3.5.2 Build Call Stack or NOT

PETSc defines a global stack of maximum size 64, to allow the code to build call stack frames as it runs. The first executable line of each PETSc function is PetscFunctionBegin macro, which pushes the information of current function (e.g. the function name, the line number of the start of the function) to the global stack. The last executable line of each PETSc function is PetscFunctionReturn macro, which pops the frame of current function from the global stack. This enables PETSc to access a call stack of functions at any time.

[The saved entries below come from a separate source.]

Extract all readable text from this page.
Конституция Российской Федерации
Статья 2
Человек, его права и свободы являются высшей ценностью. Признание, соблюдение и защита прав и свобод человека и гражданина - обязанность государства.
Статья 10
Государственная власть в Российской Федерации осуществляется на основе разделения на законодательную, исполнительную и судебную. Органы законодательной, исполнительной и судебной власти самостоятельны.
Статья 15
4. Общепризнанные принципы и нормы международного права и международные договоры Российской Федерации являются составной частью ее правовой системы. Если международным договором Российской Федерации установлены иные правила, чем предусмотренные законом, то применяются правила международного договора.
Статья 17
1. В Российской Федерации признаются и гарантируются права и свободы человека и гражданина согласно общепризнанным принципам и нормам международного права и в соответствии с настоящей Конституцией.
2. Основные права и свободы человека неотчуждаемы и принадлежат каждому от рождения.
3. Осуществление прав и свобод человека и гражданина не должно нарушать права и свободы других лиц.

However, PETSc does NOT rely on this stack for its default trace back error handler. Instead, the trace back handler is called when a function detects an error and returns normally, with current line number and function name passed to it, just as what we proposed above in 3.3.4. Note, this can provide the EXACT line number for each function. Only when a signal (e.g. SIGSEGV) or a floating-point trap is caught, as the lower level function fails to return normally back to its upper level callers, PETSc’s default signal handler has to call PetscStackView() to access the global call stack and print out the stack frames. Note, in this case, the EXACT line numbers in the stack are NOT available, INSTEAD the line number of the start of the function is given (originally set by PetscFunctionBegin).

Maintaining such a global call stack will be expensive. Unless MOAB decides to handle signals or floating-point traps as PETSc does, this stack does NOT have to be used at this time.

4. Implementation and Testing

We will implement the proposed new error handling model in one or two places first. After that’s demonstrated to work well, we will have a group exercise to implement this into the rest of MOAB, to make sure we all get used to using it.

A new branch of MOAB (error_handling_enhancement) has been created for initial development and testing. So far, three new examples are added to this branch. TestErrorHandling.cpp and TestErrorHandlingPar.cpp test MOAB’s trace back error handler on real errors (e.g. MB_FILE_DOES_NOT_EXIST), while ErrorHandlingModel.cpp shows how MOAB’s enhanced error handling model works with some contrived errors. Sample test results are available in TestResults.txt.